Painter Dora Holzhandler was born into a Polish-Jewish family in Paris, France in 1928. After the collapse of her father’s business, she was raised by a Catholic farming family in Normandy for five years, before returning to Paris, where her maternal grandfather, a rabbi, fuelled her interest in Jewish traditions. After moving to London with her family in 1934, she was evacuated to Norfolk during the Second World War. Many members of her extended family perished in the Holocaust; she only once depicted this subject in her work in My Grandfather in Auschwitz (1962, Ben Uri Collection). After the war, Holzhandler returned briefly to Paris, before re-settling in London in 1948.
She studied at the Anglo-French Art School in St John’s Wood, London (1948-50), where her naïve style was first recognised and encouraged and she participated in the Royal Society of British Artists (RBA) Young Contemporaries show in 1949, while still a student.

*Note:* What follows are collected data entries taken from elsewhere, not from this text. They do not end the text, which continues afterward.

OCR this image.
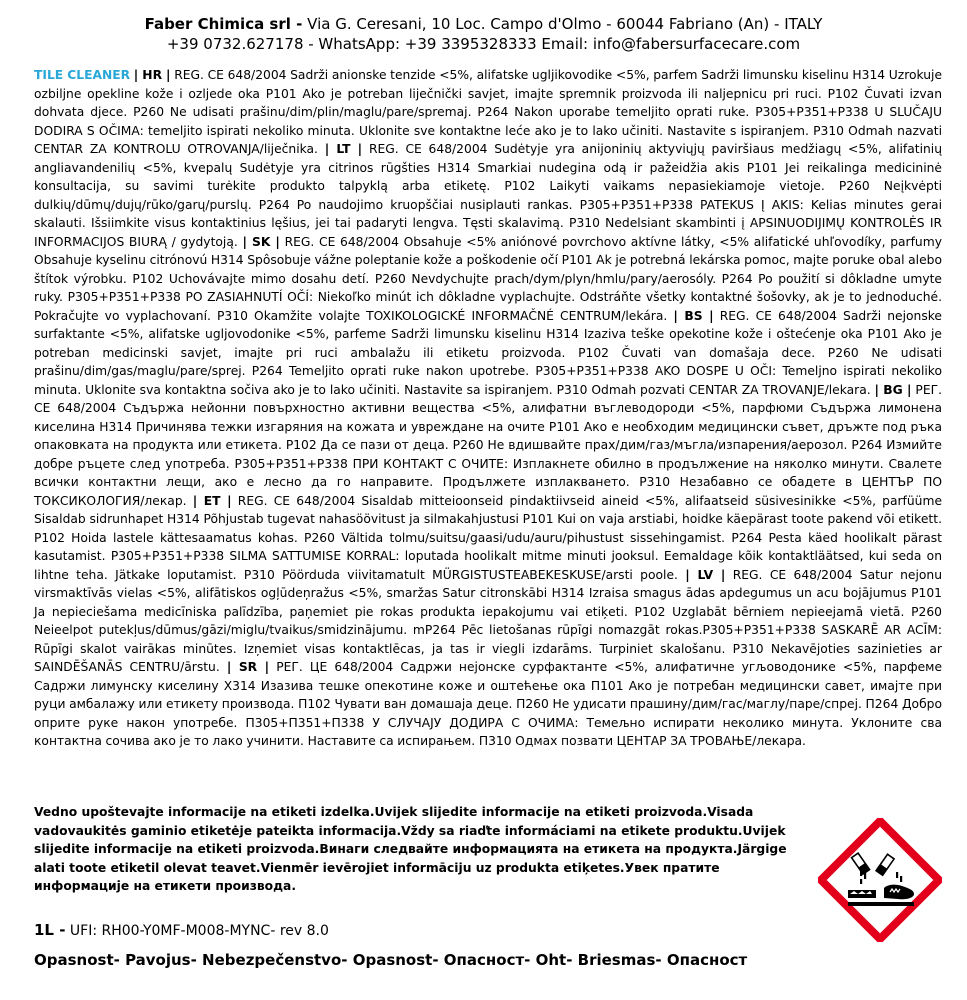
Faber Chimica srl - Via G. Ceresani, 10 Loc. Campo d'Olmo - 60044 Fabriano (An) - ITALY
+39 0732.627178 - WhatsApp: +39 3395328333 Email: info@fabersurfacecare.com
TILE CLEANER | HR | REG. CE 648/2004 Sadrži anionske tenzide <5%, alifatske ugljikovodike <5%, parfem Sadrži limunsku kiselinu H314 Uzrokuje ozbiljne opekline kože i ozljede oka P101 Ako je potreban liječnički savjet, imajte spremnik proizvoda ili naljepnicu pri ruci. P102 Čuvati izvan dohvata djece. P260 Ne udisati prašinu/dim/plin/maglu/pare/spremaj. P264 Nakon uporabe temeljito oprati ruke. P305+P351+P338 U SLUČAJU DODIRA S OČIMA: temeljito ispirati nekoliko minuta. Uklonite sve kontaktne leće ako je to lako učiniti. Nastavite s ispiranjem. P310 Odmah nazvati CENTAR ZA KONTROLU OTROVANJA/liječnika. | LT | REG. CE 648/2004 Sudėtyje yra anijoninių aktyviųjų paviršiaus medžiagų <5%, alifatinių angliavandenilių <5%, kvepalų Sudėtyje yra citrinos rūgšties H314 Smarkiai nudegina odą ir pažeidžia akis P101 Jei reikalinga medicininė konsultacija, su savimi turėkite produkto talpyklą arba etiketę. P102 Laikyti vaikams nepasiekiamoje vietoje. P260 Neįkvėpti dulkių/dūmų/dujų/rūko/garų/purslų. P264 Po naudojimo kruopščiai nusiplauti rankas. P305+P351+P338 PATEKUS Į AKIS: Kelias minutes gerai skalauti. Išsiimkite visus kontaktinius lęšius, jei tai padaryti lengva. Tęsti skalavimą. P310 Nedelsiant skambinti į APSINUODIJIMŲ KONTROLĖS IR INFORMACIJOS BIURĄ / gydytoją. | SK | REG. CE 648/2004 Obsahuje <5% aniónové povrchovo aktívne látky, <5% alifatické uhľovodíky, parfumy Obsahuje kyselinu citrónovú H314 Spôsobuje vážne poleptanie kože a poškodenie očí P101 Ak je potrebná lekárska pomoc, majte poruke obal alebo štítok výrobku. P102 Uchovávajte mimo dosahu detí. P260 Nevdychujte prach/dym/plyn/hmlu/pary/aerosóly. P264 Po použití si dôkladne umyte ruky. P305+P351+P338 PO ZASIAHNUTÍ OČÍ: Niekoľko minút ich dôkladne vyplachujte. Odstráňte všetky kontaktné šošovky, ak je to jednoduché. Pokračujte vo vyplachovaní. P310 Okamžite volajte TOXIKOLOGICKÉ INFORMAČNÉ CENTRUM/lekára. | BS | REG. CE 648/2004 Sadrži nejonske surfaktante <5%, alifatske ugljovodonike <5%, parfeme Sadrži limunsku kiselinu H314 Izaziva teške opekotine kože i oštećenje oka P101 Ako je potreban medicinski savjet, imajte pri ruci ambalažu ili etiketu proizvoda. P102 Čuvati van domašaja dece. P260 Ne udisati prašinu/dim/gas/maglu/pare/sprej. P264 Temeljito oprati ruke nakon upotrebe. P305+P351+P338 AKO DOSPE U OČI: Temeljno ispirati nekoliko minuta. Uklonite sva kontaktna sočiva ako je to lako učiniti. Nastavite sa ispiranjem. P310 Odmah pozvati CENTAR ZA TROVANJE/lekara. | BG | РЕГ. CE 648/2004 Съдържа нейонни повърхностно активни вещества <5%, алифатни въглеводороди <5%, парфюми Съдържа лимонена киселина H314 Причинява тежки изгаряния на кожата и увреждане на очите P101 Ако е необходим медицински съвет, дръжте под ръка опаковката на продукта или етикета. P102 Да се пази от деца. P260 Не вдишвайте прах/дим/газ/мъгла/изпарения/аерозол. P264 Измийте добре ръцете след употреба. P305+P351+P338 ПРИ КОНТАКТ С ОЧИТЕ: Изплакнете обилно в продължение на няколко минути. Свалете всички контактни лещи, ако е лесно да го направите. Продължете изплакването. P310 Незабавно се обадете в ЦЕНТЪР ПО ТОКСИКОЛОГИЯ/лекар. | ET | REG. CE 648/2004 Sisaldab mitteioonseid pindaktiivseid aineid <5%, alifaatseid süsivesinikke <5%, parfüüme Sisaldab sidrunhapet H314 Põhjustab tugevat nahasöövitust ja silmakahjustusi P101 Kui on vaja arstiabi, hoidke käepärast toote pakend või etikett. P102 Hoida lastele kättesaamatus kohas. P260 Vältida tolmu/suitsu/gaasi/udu/auru/pihustust sissehingamist. P264 Pesta käed hoolikalt pärast kasutamist. P305+P351+P338 SILMA SATTUMISE KORRAL: loputada hoolikalt mitme minuti jooksul. Eemaldage kõik kontaktläätsed, kui seda on lihtne teha. Jätkake loputamist. P310 Pöörduda viivitamatult MÜRGISTUSTEABEKESKUSE/arsti poole. | LV | REG. CE 648/2004 Satur nejonu virsmaktīvās vielas <5%, alifātiskos ogļūdeņražus <5%, smaržas Satur citronskābi H314 Izraisa smagus ādas apdegumus un acu bojājumus P101 Ja nepieciešama medicīniska palīdzība, paņemiet pie rokas produkta iepakojumu vai etiķeti. P102 Uzglabāt bērniem nepieejamā vietā. P260 Neieelpot putekļus/dūmus/gāzi/miglu/tvaikus/smidzinājumu. mP264 Pēc lietošanas rūpīgi nomazgāt rokas.P305+P351+P338 SASKARĒ AR ACĪM: Rūpīgi skalot vairākas minūtes. Izņemiet visas kontaktlēcas, ja tas ir viegli izdarāms. Turpiniet skalošanu. P310 Nekavējoties sazinieties ar SAINDĒŠANĀS CENTRU/ārstu. | SR | РЕГ. ЦЕ 648/2004 Садржи нејонске сурфактанте <5%, алифатичне угљоводонике <5%, парфеме Садржи лимунску киселину Х314 Изазива тешке опекотине коже и оштећење ока П101 Ако је потребан медицински савет, имајте при руци амбалажу или етикету производа. П102 Чувати ван домашаја деце. П260 Не удисати прашину/дим/гас/маглу/паре/спреј. П264 Добро оприте руке након употребе. П305+П351+П338 У СЛУЧАЈУ ДОДИРА С ОЧИМА: Темељно испирати неколико минута. Уклоните сва контактна сочива ако је то лако учинити. Наставите са испирањем. П310 Одмах позвати ЦЕНТАР ЗА ТРОВАЊЕ/лекара.
Vedno upoštevajte informacije na etiketi izdelka.Uvijek slijedite informacije na etiketi proizvoda.Visada vadovaukitės gaminio etiketėje pateikta informacija.Vždy sa riaďte informáciami na etikete produktu.Uvijek slijedite informacije na etiketi proizvoda.Винаги следвайте информацията на етикета на продукта.Järgige alati toote etiketil olevat teavet.Vienmēr ievērojiet informāciju uz produkta etiķetes.Увек пратите информације на етикети производа.
1L - UFI: RH00-Y0MF-M008-MYNC- rev 8.0
Opasnost- Pavojus- Nebezpečenstvo- Opasnost- Опасност- Oht- Briesmas- Опасност
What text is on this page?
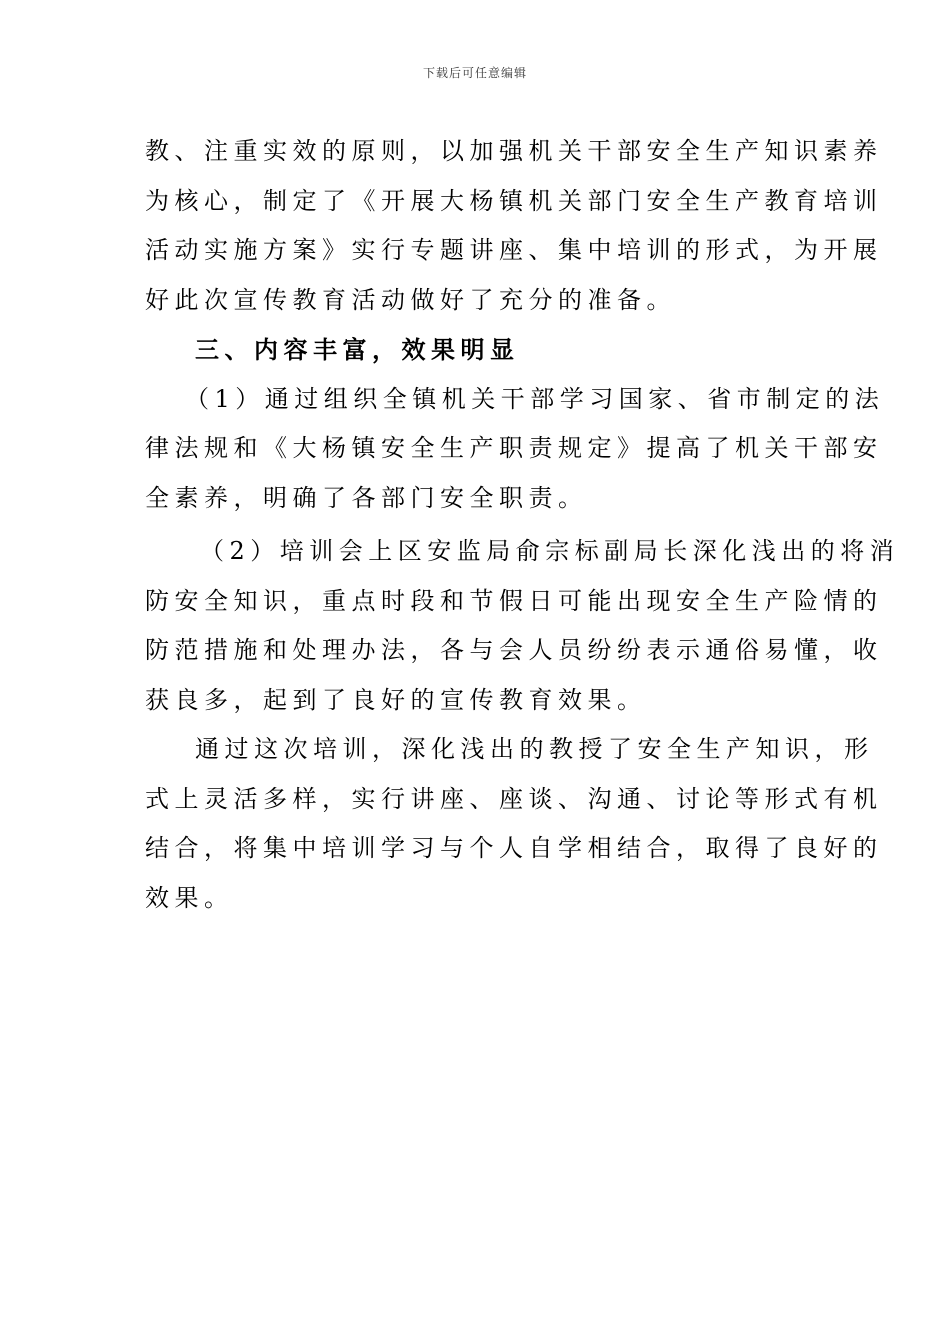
下载后可任意编辑
教、注重实效的原则，以加强机关干部安全生产知识素养
为核心，制定了《开展大杨镇机关部门安全生产教育培训
活动实施方案》实行专题讲座、集中培训的形式，为开展
好此次宣传教育活动做好了充分的准备。
三、内容丰富，效果明显
（1）通过组织全镇机关干部学习国家、省市制定的法
律法规和《大杨镇安全生产职责规定》提高了机关干部安
全素养，明确了各部门安全职责。
（2）培训会上区安监局俞宗标副局长深化浅出的将消
防安全知识，重点时段和节假日可能出现安全生产险情的
防范措施和处理办法，各与会人员纷纷表示通俗易懂，收
获良多，起到了良好的宣传教育效果。
通过这次培训，深化浅出的教授了安全生产知识，形
式上灵活多样，实行讲座、座谈、沟通、讨论等形式有机
结合，将集中培训学习与个人自学相结合，取得了良好的
效果。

She had her first solo exhibition with Helen Lessore at the Beaux Arts Gallery in London in 1954, and also exhibited at galleries including the Portal Gallery, Grosvenor Gallery, and Langton Gallery in London, and with Ben Uri Gallery, where she had a solo exhibition, Outside In or Inside Out: Dora Holzhandler, in 2006 as well as in France and America. She worked predominantly in oil but also used gouache and watercolour, drawing on folk art and children’s illustrations and often incorporating repeated iconography, mythical and religious symbolism, inspired by her dual beliefs in Judaism and Buddhism.
Dora Holzhandler died in London, England on 8 October 2015, aged 87. Her work is in numerous UK collections including the Ben Uri Collection, Brighton and Hove Museums and Galleries, the Jewish Museum London, and the Museum of Modern Art, Glasgow.